Santorum's Revisionist History of Bailouts
Rick Santorum's fierce condemnation of "bailouts" before the Detroit Economics Club on Thursday was a good ideological fix for those who like to mainline pure market smack. But Santorum's remarks misrepresented or ignored so much of the actual history of the financial catastrophe of 2008 and the auto industry crisis that they raise questions about how well he understands that history. Not to mention economics. Not to mention the job of president.
Santorum criticized the Bush administration's "bailout" of Bear Stearns, but actually what occurred was nothing like that. The New York Fed issued a $30 billion loan to J.P. Morgan to faciliate the sale of Bear Stearns, collateralized by the underwater investment bank's assets. The deal resulted in the dissolution of that investment bank, which no longer exists. Not much of a bailout.
More significantly, Santorum said he believed the financial industry
and economy would have recovered on their own without government
intervention. True, there have been major, legitimate questions raised
about the nature of the TARP bailout and whether, in the end, it was
"injurious to capitalism," as Santorum said. But nearly every mainstream
economist agrees that Wall Street was so insolvent by then that a total
collapse of the financial system, and very likely another Depression,
would have resulted had the government not intervened.
As former Fed Vice Chairman Alan Blinder and Mark Zandi, an economist at Moody's who advised John McCain in the 2008 campaign, concluded in a 2010 paper, absent the bailouts of the banks and auto companies, the unprecedented lending policies of Ben Bernanke's Fed and other extraordinary measures, America's GDP would have been 11.5 percent less, with 8 and half million fewer jobs and a federal budget deficit that would actually be higher.
Thus, Santorum was also pushing the boundaries of credibility when he denounced the Obama administration's rescue of the American auto industry, suggesting that the Big Three would have fared well on their own. "Would the auto industry look different than it does today? Yes it would," Santorum said. "Would it still be alive and well?
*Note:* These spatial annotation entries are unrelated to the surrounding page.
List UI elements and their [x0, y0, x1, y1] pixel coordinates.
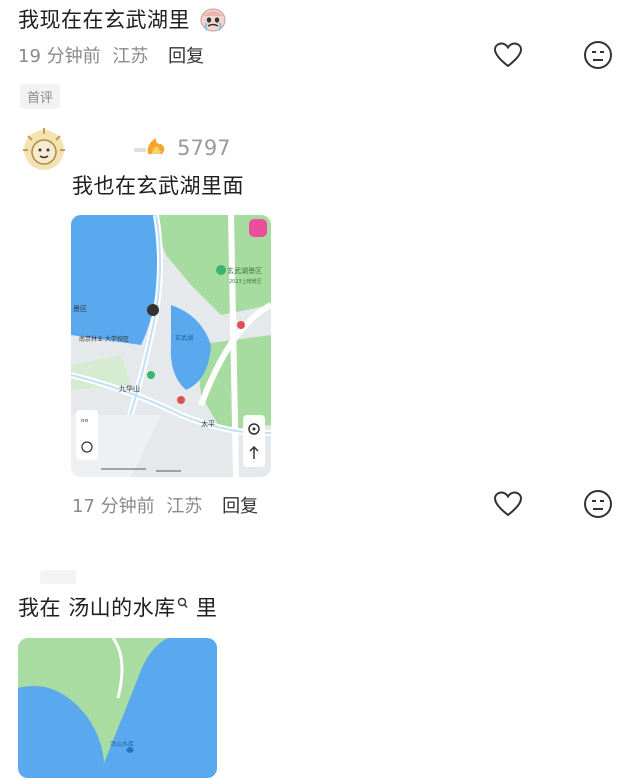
search-keyword-link[interactable]: 汤山的水库	[68, 596, 176, 620]
comment-2-time: 17 分钟前	[72, 496, 155, 517]
level-count: 5797	[177, 136, 231, 160]
comment-1-meta: 19 分钟前 江苏 回复	[18, 42, 204, 68]
svg-text:汤山水库: 汤山水库	[110, 740, 134, 748]
comment-1-location: 江苏	[112, 46, 149, 67]
comment-3-text: 我在 汤山的水库 里	[18, 592, 217, 622]
crying-emoji-icon	[199, 6, 227, 37]
comment-1-like-button[interactable]	[491, 38, 525, 72]
svg-text:太平: 太平	[201, 419, 215, 428]
meh-face-icon	[584, 41, 612, 69]
svg-text:景区: 景区	[73, 305, 87, 313]
comment-2-meta: 17 分钟前 江苏 回复	[72, 492, 258, 518]
meh-face-icon	[584, 490, 612, 518]
comment-2-map-image[interactable]: 玄武湖景区 2023上榜景区 景区 南京林业 大学校区 九华山 太平 玄武湖 ᵒ…	[71, 215, 271, 477]
svg-text:ᵒᵒ: ᵒᵒ	[81, 418, 89, 428]
avatar[interactable]	[20, 126, 68, 174]
svg-text:玄武湖景区: 玄武湖景区	[227, 266, 262, 275]
fire-icon	[134, 134, 172, 162]
comment-2-dislike-button[interactable]	[581, 487, 615, 521]
comment-1-time: 19 分钟前	[18, 46, 101, 67]
svg-text:2023上榜景区: 2023上榜景区	[229, 278, 262, 285]
search-icon	[177, 592, 189, 616]
heart-icon	[493, 491, 523, 517]
heart-icon	[493, 42, 523, 68]
comment-2-text: 我也在玄武湖里面	[72, 174, 244, 198]
lion-avatar-icon	[23, 128, 65, 170]
user-level-badge: 5797	[134, 134, 231, 162]
comment-1-dislike-button[interactable]	[581, 38, 615, 72]
comment-3-map-image[interactable]: 汤山水库	[18, 638, 217, 778]
first-comment-badge: 首评	[20, 84, 61, 109]
svg-text:玄武湖: 玄武湖	[175, 334, 193, 342]
svg-text:九华山: 九华山	[119, 384, 140, 393]
comment-2-like-button[interactable]	[491, 487, 525, 521]
comment-1-text: 我现在在玄武湖里	[18, 4, 227, 37]
faded-username	[40, 570, 76, 584]
comment-2-reply-button[interactable]: 回复	[222, 496, 258, 517]
svg-text:南京林业 大学校区: 南京林业 大学校区	[79, 335, 129, 343]
comment-2-location: 江苏	[166, 496, 203, 517]
comment-1-reply-button[interactable]: 回复	[168, 46, 204, 67]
I think it would be alive and just as well, equally if not better."
The problem with that view? He has no evidence. The evidence on the other side of the ledger, meanwhile, is overwhelming. A study by the Center for Automotive Research in 2010 found that more than 1.14 million jobs were saved in 2009 alone because of the bailout.
Santorum also suggested that the steel industry has fared well absent government help, even though it has only a fraction of the jobs it had a few decades. The industry has lost at least another 50,000 jobs in just the last decade.
Santorum may well boast of his ideological consistency. His connection to economic reality is another question entirely.